CIA Sees Its Role in Iraq Diminished As Hostilities Flare Up

In mid to late June 2014 Sunni fighters in Iraq launched a major offensive that saw them capture large swaths of land. While the country had continued to have sporadic fighting since United States forces withdrew in 2011, the early summer offensive by disaffected Sunni and foreign fighters marked a new period in the war.

The United States, which had been in Iraq between 2003 and 2011, was reportedly caught off guard by the offensive, which even left the CIA with very little recourse in its wake.

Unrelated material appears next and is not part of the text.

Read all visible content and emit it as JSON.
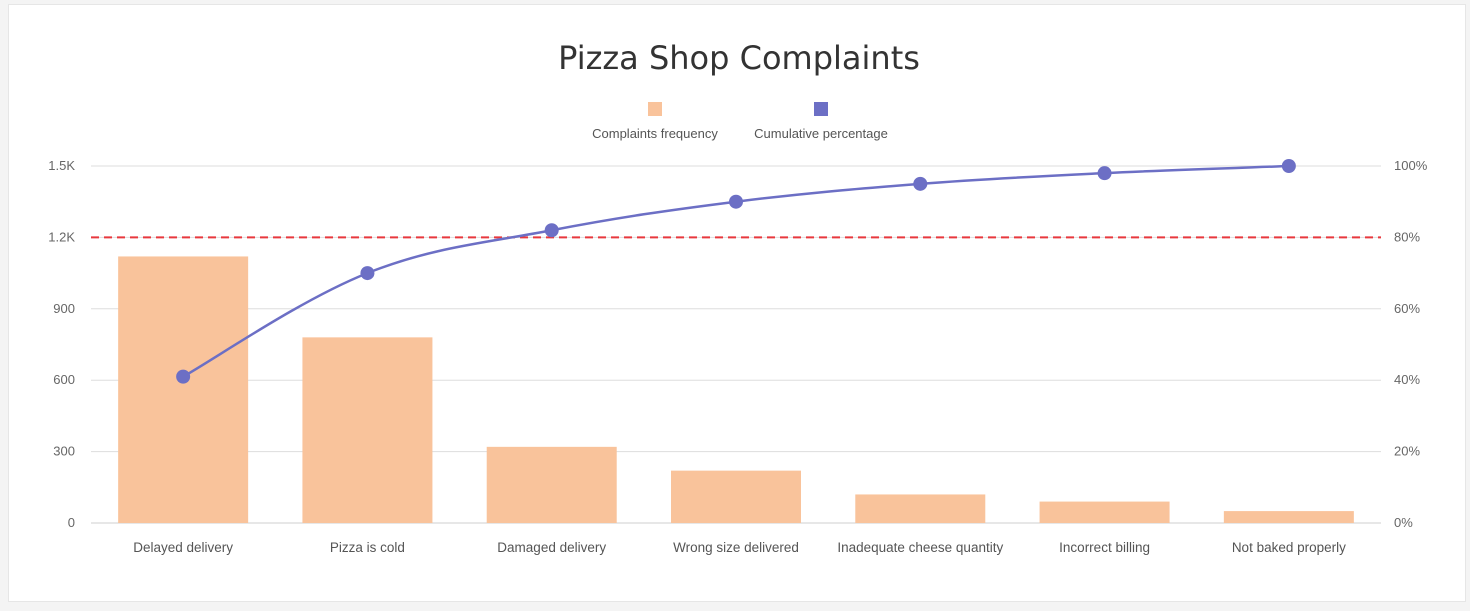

According to published reports the CIA is finding that it will have decreased effectiveness when attempting to gain intelligence and steer the course of the new conflicts. Whereas operatives previously functioned with wide latitude to pay off various tribal leaders and spy on them, CIA leaders are now saying that those days have likely come to an end.

The CIA is continuing to gather valuable intelligence about the Iraqi fighters who are battling the government for supremacy, but it is finding that its ability to launch counterterrorism missions is practically nonexistent.

Sponsored Content

Additionally worrying to the CIA is that Iraq has reportedly turned to Iran for help. In the past Americans advised the Iraqi government at all levels, and now it seems as if Iran has stepped in since the U.S. withdraw in 2011.

The lawlessness in the country, which extends from tens of miles north of Baghdad throughout the rest of the north of the country, has left the agency scrambling for information on the key players on all sides, including information on the Iranians who have an interest in coming to Iraq’s rescue.

The intelligence situation in the country is so dire that U.S. government officials have had a hard time honoring Iraqi requests for air strikes, due to a lack of intelligence on who to hit.